Cet événement présage également la complexité croissante du puzzle de conformité auquel seront confrontées les grandes plateformes technologiques dans leurs opérations mondiales. Elles ne peuvent plus adopter une politique unique pour le monde entier, mais doivent concevoir des modèles opérationnels spécifiques pour des régions comme l'Union européenne, dotées de solides capacités de régulation et de systèmes de règles clairs. Pour WhatsApp, cela pourrait nécessiter le déploiement dans l'UE d'équipes de modération de contenu plus robustes pour sa fonction de canaux, d'algorithmes plus transparents et de processus de contrôle des risques différents de ceux d'autres régions.

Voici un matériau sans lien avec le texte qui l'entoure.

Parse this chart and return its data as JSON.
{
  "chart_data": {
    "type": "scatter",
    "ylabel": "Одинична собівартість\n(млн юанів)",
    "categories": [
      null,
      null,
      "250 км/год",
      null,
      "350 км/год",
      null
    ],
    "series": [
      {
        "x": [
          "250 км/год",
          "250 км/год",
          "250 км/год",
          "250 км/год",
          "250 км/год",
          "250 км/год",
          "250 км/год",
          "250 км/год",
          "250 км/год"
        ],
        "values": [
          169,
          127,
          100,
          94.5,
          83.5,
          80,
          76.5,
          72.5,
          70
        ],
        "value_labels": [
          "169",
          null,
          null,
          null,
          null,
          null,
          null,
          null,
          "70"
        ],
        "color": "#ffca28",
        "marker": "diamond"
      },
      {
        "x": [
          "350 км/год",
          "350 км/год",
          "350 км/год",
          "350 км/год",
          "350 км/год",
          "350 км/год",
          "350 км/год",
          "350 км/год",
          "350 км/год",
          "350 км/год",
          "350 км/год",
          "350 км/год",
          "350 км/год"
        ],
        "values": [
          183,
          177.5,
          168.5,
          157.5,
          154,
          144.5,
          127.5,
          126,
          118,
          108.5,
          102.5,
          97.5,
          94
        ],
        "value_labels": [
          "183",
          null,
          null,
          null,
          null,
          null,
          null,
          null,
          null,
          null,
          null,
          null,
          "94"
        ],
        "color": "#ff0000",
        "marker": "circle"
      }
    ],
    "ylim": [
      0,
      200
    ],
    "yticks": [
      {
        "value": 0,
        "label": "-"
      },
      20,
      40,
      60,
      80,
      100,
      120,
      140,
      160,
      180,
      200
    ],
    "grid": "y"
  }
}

Bien que cette régionalisation des opérations augmente les coûts, elle pourrait également contraindre les plateformes à élever le plafond de leur système de gouvernance mondiale.

D'un point de vue plus large, cette lutte entre régulation et anti-régulation définit le conflit clé de la société numérique pour la prochaine décennie : comment protéger la liberté, l'innovation et la vie privée tout en luttant contre les contenus nuisibles, la désinformation et les abus de pouvoir dans le cyberespace ? L'Union européenne a choisi de répondre à cette question en renforçant la responsabilité des plateformes et en mettant en place une gestion préventive des risques. L'efficacité de cette approche sera testée pour la première fois en mai 2026, lorsque WhatsApp soumettra son premier rapport complet d'évaluation systémique des risques. À ce moment-là, nous verrons comment l'une des plus grandes plateformes de communication au monde redéfinit les limites de la sécurité et de la responsabilité de son espace public sous un ensemble de règles strictes et sans précédent. Les résultats de cette expérience ne concerneront pas seulement l'expérience des utilisateurs européens, mais fourniront également un cas européen majeur pour la gouvernance numérique mondiale.